The agreement also confirms that Carroll was fired by the LGC and did not resign, as was previously reported.
Carroll earned $189,200 per year, and her severance package is retroactive to Feb. 1, which was the termination of her employment.
The LGC's six-month contract with interim Executive Director George Bald contains no severance agreement, Thomas Enright, chairman of the LGC board, said in a statement on the LGC website.
Enright said last month that Carroll had resigned and was not fired. However, according to the release agreement, "LGC terminated employee's employment on the termination date" pursuant to a clause in Carroll's employment contract that said LGC could terminate her employment at any time without cause.
The LGC, based in Concord, provides communities, counties, quasi-government organizations and schools with health insurance, liability insurance, legal support and legislative advocacy. About 105,000 employees are provided health care by the organization's health care arm, LGC HealthTrust, according to its website.
Carroll assumed the director's role in 2009, and her tenure was dogged by criticism of LGC by towns and, most notably, the Professional Fire Fighters of New Hampshire, for its practice of retaining surpluses from its self-funded risk pools.
LGC had used surpluses from the health insurance pool to keep its workers' compensation program afloat. That practice has ceased, but the workers' compensation program, which has annually lost money since its inception in 2000, continues to be subsidized by its parent organization, the Property and Liability Trust.
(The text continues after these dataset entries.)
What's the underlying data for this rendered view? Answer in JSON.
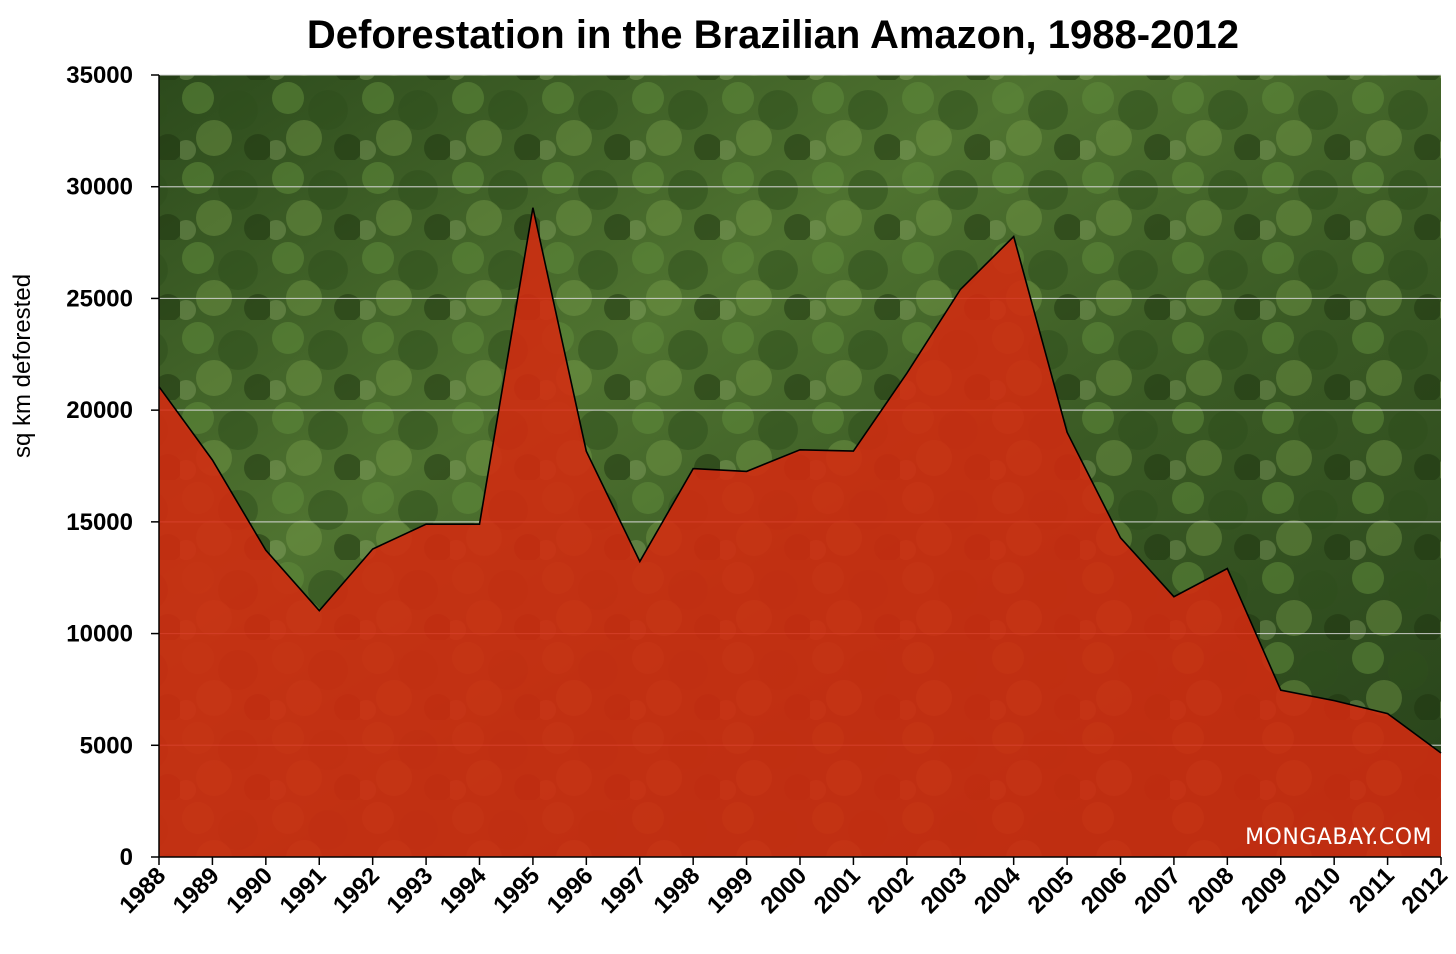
{
  "chart_data": {
    "type": "area",
    "title": "Deforestation in the Brazilian Amazon, 1988-2012",
    "ylabel": "sq km deforested",
    "xlabel": "",
    "ylim": [
      0,
      35000
    ],
    "yticks": [
      0,
      5000,
      10000,
      15000,
      20000,
      25000,
      30000,
      35000
    ],
    "x": [
      "1988",
      "1989",
      "1990",
      "1991",
      "1992",
      "1993",
      "1994",
      "1995",
      "1996",
      "1997",
      "1998",
      "1999",
      "2000",
      "2001",
      "2002",
      "2003",
      "2004",
      "2005",
      "2006",
      "2007",
      "2008",
      "2009",
      "2010",
      "2011",
      "2012"
    ],
    "values": [
      21050,
      17770,
      13730,
      11030,
      13786,
      14896,
      14896,
      29059,
      18161,
      13227,
      17383,
      17259,
      18226,
      18165,
      21651,
      25396,
      27772,
      19014,
      14286,
      11651,
      12911,
      7464,
      7000,
      6418,
      4656
    ],
    "grid": true,
    "legend": "none",
    "colors": {
      "area_fill": "#d42a10",
      "background_forest_dark": "#1f3a14",
      "background_forest_light": "#6a8c3c",
      "gridline": "#d8d8d8",
      "outline": "#000000"
    },
    "credit": "MONGABAY.COM"
  }
}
After a hearing about the surpluses, the New Hampshire Secretary of State's Office in August ordered the LGC to repay more than $50 million to its members. The LGC has appealed the order to the state Supreme Court.
About $17.1 million that had been used to subsidize workers' compensation was part of the order, but LGC officials still don't know how that money will be repaid by a Dec. 1 deadline, given that the workers' compensation program has no cash reserves.